Six days after the inauguration in 2017, Mr. Gimenez became the first big-city leader in the country to reverse the county’s de facto status as a “sanctuary” for undocumented immigrants. Critics said he had kowtowed to Mr. Trump and turned his back on the county with the second-highest number of immigrants in the nation, after Los Angeles.
This year, Mr. Gimenez received Mr. Trump’s endorsement, spoke at one of his rallies and was elected to Congress.
His remarkable political evolution mirrored a broader shift in Miami-Dade, where 58 percent of the electorate is Hispanic and Mr. Trump made huge inroads from 2016 to 2020. Hundreds of thousands more people voted for him this year, and though he still lost the county to Joseph R. Biden Jr., he improved his margin over 2016 by 22 percentage points, a swing that helped him easily win Florida and sweep a slew of local Republicans into office.

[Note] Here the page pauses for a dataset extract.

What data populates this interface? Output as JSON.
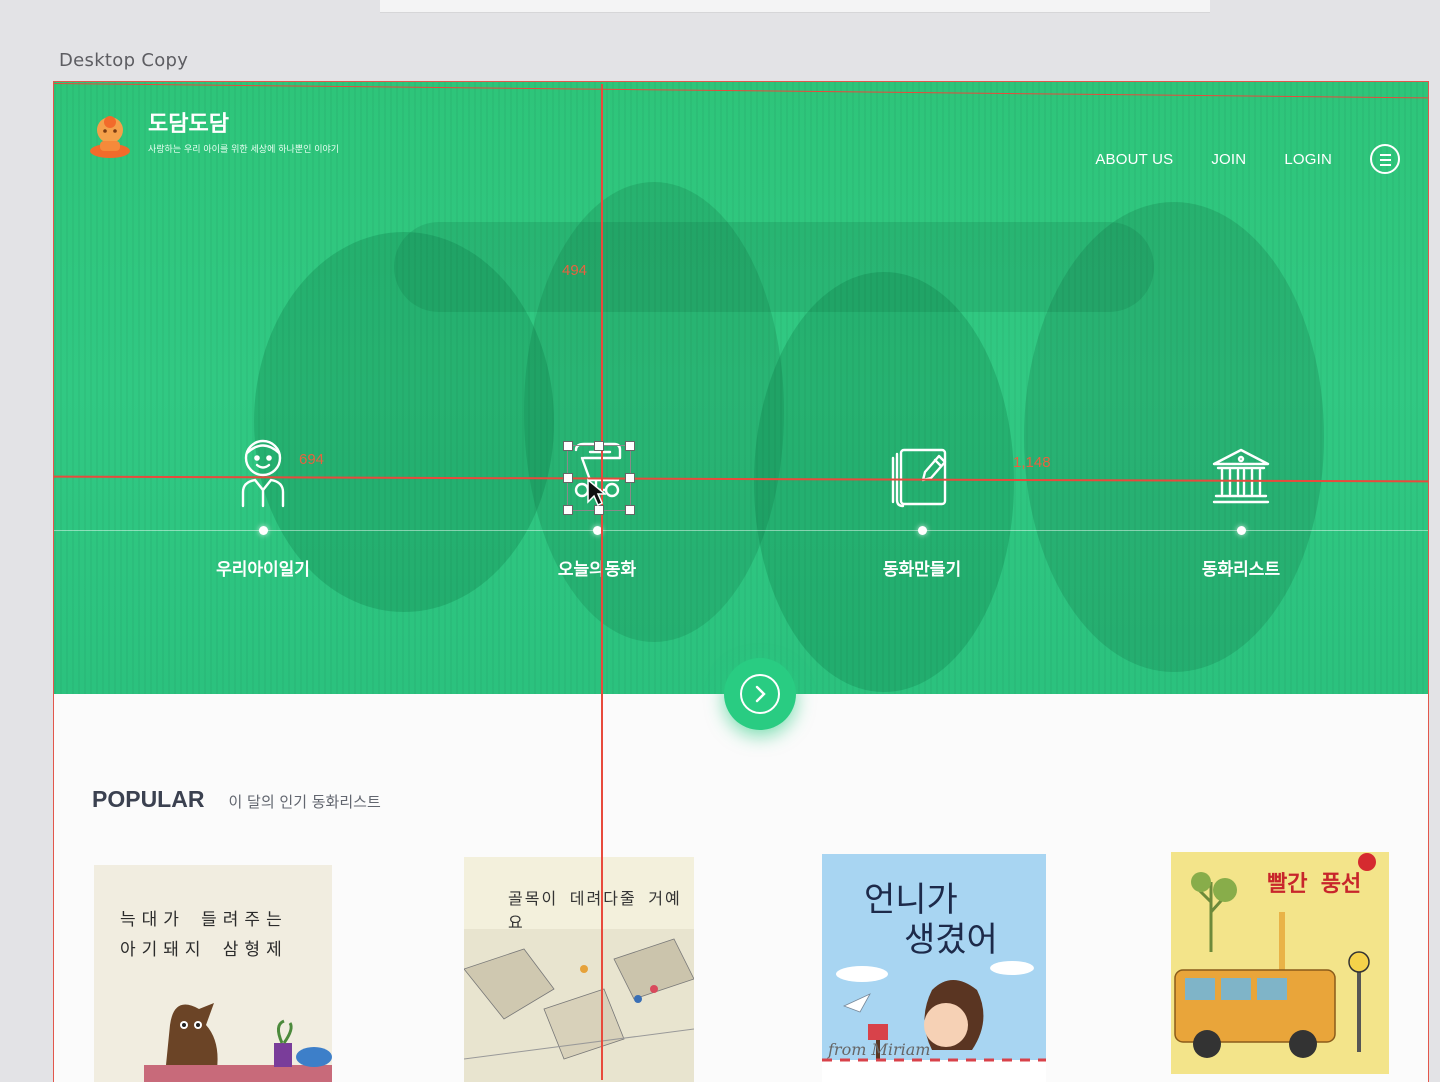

Much has been said about how Latinos in many parts of the country, while still favoring Mr. Biden in large numbers, voted more Republican than in 2016. But South Florida is a unique case study. No other place has quite the same mix of Republican-friendly Hispanics, led by conservative Cuban-Americans. And the Trump presidency has strengthened their hand, forcing Miami to reckon with hard and contradictory truths about immigration, racism and power.